Gen Z wants work to be intentional, says Farage.
“It comes from a place of wanting intentionality about how we actually come together and not just because we want office culture,” says Farage. “It’s more about the experience that you deliver, whether that’s career coaching or a space they can show up as their authentic selves or be with other people.”
Young workers say they want more collaboration and training in the office. Campaign Creators.
Socializing and collaborating doesn’t have to be in an office either, says Farage. It could be a coworking space or a coffee shop with colleagues. They want flexibility on how they work and where and when they work, whether that’s at eight in the morning or midnight. They value their friends and family and want true life balance. And they’re willing to quit their jobs if they don’t get that. As many as 78% of Gen Zers are likely to search for a new job within the year, according to a 2023 Bankrate survey of 2,400 adults. Nearly two-thirds of them said they want more flexibility in work.
They may, in fact, be revolutionizing the way we think about work. They’re increasingly questioning the very structure of capitalism, wealth, poverty and a workplace that doesn’t serve everyone. While Boomers and Gen Xers might have started their careers never saying no to long-hours and a high-pressure grind, Gen Z is asking why.
Many Gen Zers call themselves environmentalists and climate change action is one of their top concerns. They’re demanding companies take action. Markus Spiske.
They want to understand what they’re working for and why, and they want to believe in it. This comes down to corporate culture and values: Are you protecting the environment? Are you making the world a better place? Are you inclusive? Do you care about wellbeing, health, racial justice, equity, diversity and mental health? And do you live it in a true and honest way?
As the most diverse generation in history, diversity, equity and inclusion is not a perk. It’s a baseline expectation.
Gen Z wants a workplace where they can share their concerns, their fears, their shortcomings or simply ask why. They just want to be able to share how they feel, good or bad, says Ira Wolfe, a Boomer and a longtime HR consultant, author, and speaker on the future of work. But for Gen Xers and Boomers, sharing that information would have gotten them fired.
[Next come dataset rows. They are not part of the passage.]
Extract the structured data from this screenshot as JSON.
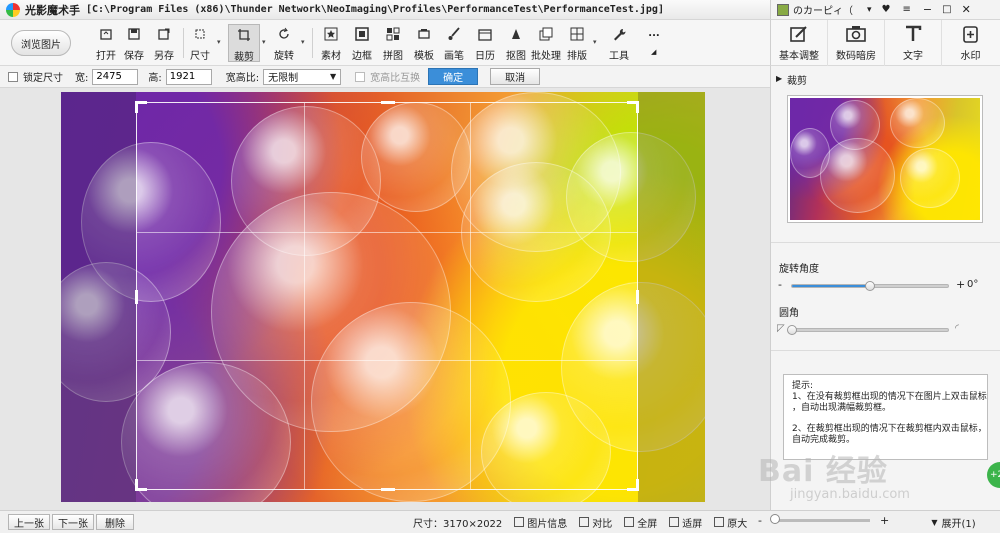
{
  "window": {
    "app_name": "光影魔术手",
    "path": "[C:\\Program Files (x86)\\Thunder Network\\NeoImaging\\Profiles\\PerformanceTest\\PerformanceTest.jpg]",
    "user_name": "のカーピィ（"
  },
  "toolbar": {
    "browse": "浏览图片",
    "open": "打开",
    "save": "保存",
    "save_as": "另存",
    "size": "尺寸",
    "crop": "裁剪",
    "rotate": "旋转",
    "material": "素材",
    "border": "边框",
    "collage": "拼图",
    "template": "模板",
    "brush": "画笔",
    "calendar": "日历",
    "cutout": "抠图",
    "batch": "批处理",
    "layout": "排版",
    "tools": "工具",
    "more": "..."
  },
  "options": {
    "lock_size": "锁定尺寸",
    "width_label": "宽:",
    "width_value": "2475",
    "height_label": "高:",
    "height_value": "1921",
    "ratio_label": "宽高比:",
    "ratio_value": "无限制",
    "swap_label": "宽高比互换",
    "confirm": "确定",
    "cancel": "取消"
  },
  "right_tabs": {
    "basic": "基本调整",
    "darkroom": "数码暗房",
    "text": "文字",
    "watermark": "水印"
  },
  "panel": {
    "section": "裁剪",
    "rotate_label": "旋转角度",
    "rotate_minus": "-",
    "rotate_plus": "+",
    "rotate_value": "0°",
    "rotate_fraction": 0.5,
    "round_label": "圆角",
    "round_fraction": 0.0,
    "tip_title": "提示:",
    "tip_1a": "1、在没有裁剪框出现的情况下在图片上双击鼠标",
    "tip_1b": "，自动出现满幅裁剪框。",
    "tip_2a": "2、在裁剪框出现的情况下在裁剪框内双击鼠标，",
    "tip_2b": "自动完成裁剪。"
  },
  "status": {
    "prev": "上一张",
    "next": "下一张",
    "delete": "删除",
    "size_text": "尺寸：3170×2022",
    "info": "图片信息",
    "compare": "对比",
    "fullscreen": "全屏",
    "fit": "适屏",
    "original": "原大",
    "zoom_minus": "-",
    "zoom_plus": "+",
    "expand": "展开(1)"
  },
  "overlay": {
    "watermark": "Bai 经验",
    "watermark_sub": "jingyan.baidu.com",
    "badge": "+2"
  },
  "colors": {
    "accent": "#3b8ed9"
  }
}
“Culture and values are so important,” says Farage. “We want to be our most authentic selves at work.”
But that doesn’t mean they want to be coddled, says Wolfe. He says some companies have gone too far in trying to create a “safe environment” for their younger employees, not criticizing, not saying anything to offend them. That’s not what they want, he says. Like most generations, they want to feel accepted, to be treated with dignity, to learn and grow at work.
“They’re willing to take risks, they’re willing to learn. They’re willing to grow. They’re willing to innovate,” says Wolfe. “They’re willing to shape the whole hybrid, remote revolution. This is really the only work experience they know.”